PENANG is one of a handful of manufacturing sites in Asia with a 5G (fifth-generation mobile networks) radio frequency (RF) chip production facility. And the state has become an important production site for Mini-Circuits Technologies (Malaysia), a subsidiary of New York-based Scientific Component.
It is now producing one million 5G RF chips a month for use in 5G telecommunication base stations worldwide.
“We started 5G RF chip production in 2018.
“The plan is to increase the output to between 40 million and 50 million units in three years, depending on how fast telcos worldwide are able to implement 5G base stations,” says Datuk Seri Kelvin Kiew, president and chief executive officer of Mini-Circuits.
In Penang, Mini-Circuits produces 5G mmWave and sub-6 GHZ chips.
What is the fuss over 5G?
“In layman’s terms, 5G, the successor to 4G, is 100 times faster than 4G, with speeds that reach 10 gigabits per second.
“This would let consumers download a full-length high-definition movie in seconds.
“5G will have enhanced bandwidth, allowing it to accommodate the ‘Internet of Things’ (IoT) such as smart refrigerators to traffic lights to dog collars, enabling them to transmit and receive data.
“The potential benefits to 5G are vast for both businesses and consumers – for the former, the additional capacity and speed should allow for greater mobile working whilst for consumers, the speed should offer additional benefits within the ability of your smartphone. 5G is also crucial to the full implementation of AI (artificial intelligence) worldwide.
“For example, a business using a 5G network would mean employees can video conference from any location whilst for consumers, 5G could allow you to download a film to your smartphone in under a second,” Kiew says.
Penang is an important manufacturing site for Mini-Circuits, contributing about 10% of the 5G RF chips – valued at about US$350mil – to be shipped out by the group over the next few years.
“The value of the 5G RF chips shipped out from Penang is estimated to be about US$80mil for 2019, of which, about half of the amount is for the China market,” he says.
In the initial phase, the sub-6 GHZ application will dominate production, as it provides reasonable bandwidth speed and wider coverage.
“In the subsequent phase, the mmWave will be used in areas where there is a need for multi-gigabit communication services.
“The objective with mmWave is to increase the data bandwidth available over smaller, densely populated areas.
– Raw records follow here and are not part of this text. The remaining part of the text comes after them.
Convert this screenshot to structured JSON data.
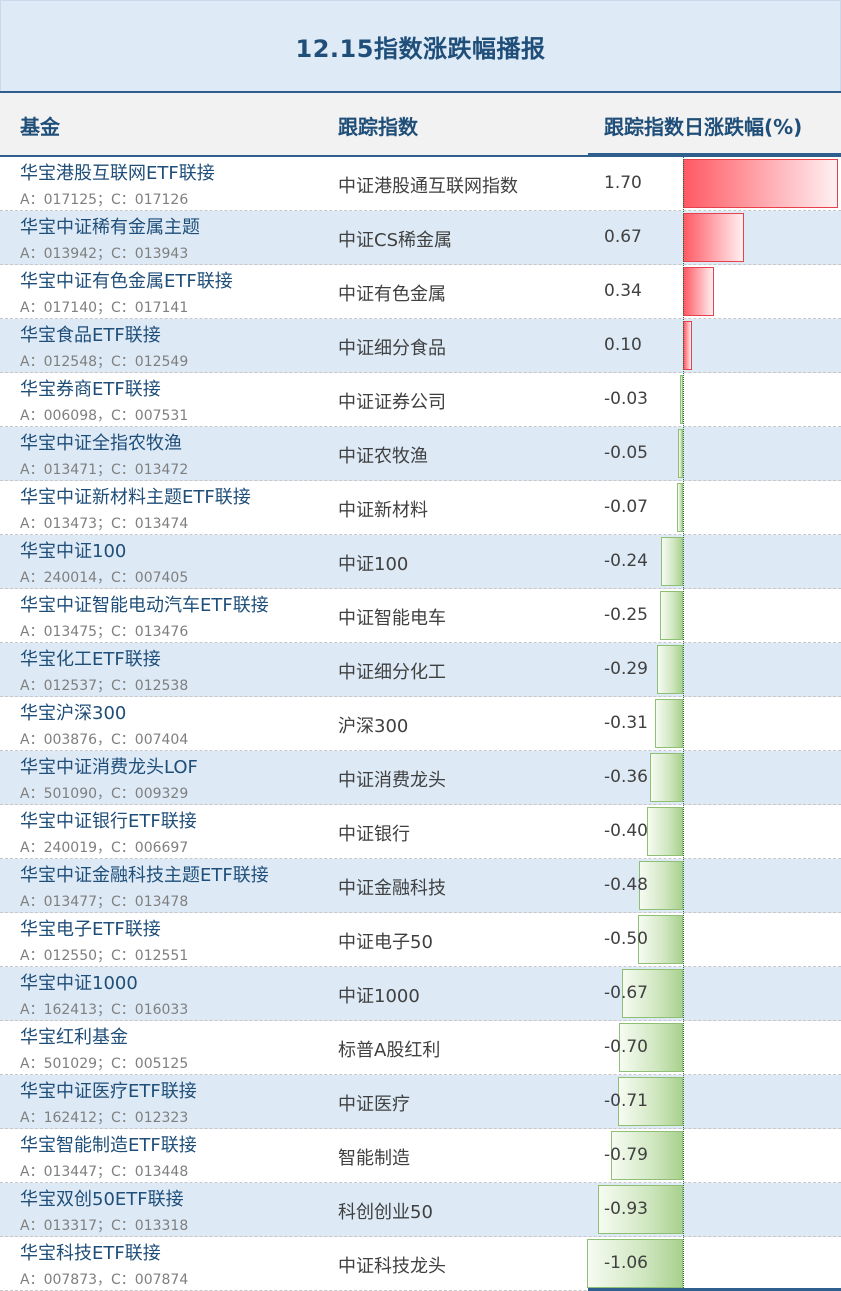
{
  "title": "12.15指数涨跌幅播报",
  "headers": {
    "fund": "基金",
    "index": "跟踪指数",
    "change": "跟踪指数日涨跌幅(%)"
  },
  "colors": {
    "accent": "#1f4e79",
    "positive": "#ff5a64",
    "negative": "#a9d18e",
    "stripe": "#ddeaf6"
  },
  "rows": [
    {
      "fund": "华宝港股互联网ETF联接",
      "codes": "A：017125；C：017126",
      "index": "中证港股通互联网指数",
      "change": "1.70",
      "value": 1.7
    },
    {
      "fund": "华宝中证稀有金属主题",
      "codes": "A：013942；C：013943",
      "index": "中证CS稀金属",
      "change": "0.67",
      "value": 0.67
    },
    {
      "fund": "华宝中证有色金属ETF联接",
      "codes": "A：017140；C：017141",
      "index": "中证有色金属",
      "change": "0.34",
      "value": 0.34
    },
    {
      "fund": "华宝食品ETF联接",
      "codes": "A：012548；C：012549",
      "index": "中证细分食品",
      "change": "0.10",
      "value": 0.1
    },
    {
      "fund": "华宝券商ETF联接",
      "codes": "A：006098，C：007531",
      "index": "中证证券公司",
      "change": "-0.03",
      "value": -0.03
    },
    {
      "fund": "华宝中证全指农牧渔",
      "codes": "A：013471；C：013472",
      "index": "中证农牧渔",
      "change": "-0.05",
      "value": -0.05
    },
    {
      "fund": "华宝中证新材料主题ETF联接",
      "codes": "A：013473；C：013474",
      "index": "中证新材料",
      "change": "-0.07",
      "value": -0.07
    },
    {
      "fund": "华宝中证100",
      "codes": "A：240014，C：007405",
      "index": "中证100",
      "change": "-0.24",
      "value": -0.24
    },
    {
      "fund": "华宝中证智能电动汽车ETF联接",
      "codes": "A：013475；C：013476",
      "index": "中证智能电车",
      "change": "-0.25",
      "value": -0.25
    },
    {
      "fund": "华宝化工ETF联接",
      "codes": "A：012537；C：012538",
      "index": "中证细分化工",
      "change": "-0.29",
      "value": -0.29
    },
    {
      "fund": "华宝沪深300",
      "codes": "A：003876，C：007404",
      "index": "沪深300",
      "change": "-0.31",
      "value": -0.31
    },
    {
      "fund": "华宝中证消费龙头LOF",
      "codes": "A：501090，C：009329",
      "index": "中证消费龙头",
      "change": "-0.36",
      "value": -0.36
    },
    {
      "fund": "华宝中证银行ETF联接",
      "codes": "A：240019，C：006697",
      "index": "中证银行",
      "change": "-0.40",
      "value": -0.4
    },
    {
      "fund": "华宝中证金融科技主题ETF联接",
      "codes": "A：013477；C：013478",
      "index": "中证金融科技",
      "change": "-0.48",
      "value": -0.48
    },
    {
      "fund": "华宝电子ETF联接",
      "codes": "A：012550；C：012551",
      "index": "中证电子50",
      "change": "-0.50",
      "value": -0.5
    },
    {
      "fund": "华宝中证1000",
      "codes": "A：162413；C：016033",
      "index": "中证1000",
      "change": "-0.67",
      "value": -0.67
    },
    {
      "fund": "华宝红利基金",
      "codes": "A：501029；C：005125",
      "index": "标普A股红利",
      "change": "-0.70",
      "value": -0.7
    },
    {
      "fund": "华宝中证医疗ETF联接",
      "codes": "A：162412；C：012323",
      "index": "中证医疗",
      "change": "-0.71",
      "value": -0.71
    },
    {
      "fund": "华宝智能制造ETF联接",
      "codes": "A：013447；C：013448",
      "index": "智能制造",
      "change": "-0.79",
      "value": -0.79
    },
    {
      "fund": "华宝双创50ETF联接",
      "codes": "A：013317；C：013318",
      "index": "科创创业50",
      "change": "-0.93",
      "value": -0.93
    },
    {
      "fund": "华宝科技ETF联接",
      "codes": "A：007873，C：007874",
      "index": "中证科技龙头",
      "change": "-1.06",
      "value": -1.06
    }
  ]
}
“It will be a key part of 5G in many cities, powering data in sports stadiums, malls, and convention centres, as well as basically anywhere that data congestion might be a problem.
“Out in rural towns and villages, sub-6 GHz and low bands below 2 GHz will probably play a more crucial role in ensuring consistent coverage,” Kiew says.
A problem with mmWave is that the signal cannot penetrate walls.
“However, the mmWave will leverage the support from 5G base stations to bounce around until a decent signal is transmitted.
“When it rains, the signal will be impacted.
“Our manufacturing site worldwide, including Penang, will work on improving both the mmWave and sub-6 GHZ band RF modules to overcome the limitations,” he adds.
According to Global System for Mobile Communications (GSMA) forecast, by 2025, there will be 1.2 billion 5G connections worldwide, with 5G networks covering almost 40% of the global population.
Asia Pacific will account for more than half of these, or 675 million 5G connections, by 2025.
But when will 5G become a reality?
“The first 5G compatible phones will become available in the middle of this year, but consumers will not initially notice vastly faster speeds because 5G coverage will be limited to certain cities or neighbourhoods at first.
“Analysts predict it will be at least a couple of years before the network’s reach will be extensive enough to let you use your 5G phone without relying on current wireless standards most of the time,” he says.
“We had a record year in 2018 shipping over US$400mil worth of RF products that includes filters, power splitters, and amplifiers.
“Growth in 2019 will be between 5% and 10%, impacted by the trade war and the overall slow down in the handheld products.
“Our Malaysia facility is expected to ship US$150mil worth of RF products in 2019,” Kiew concludes.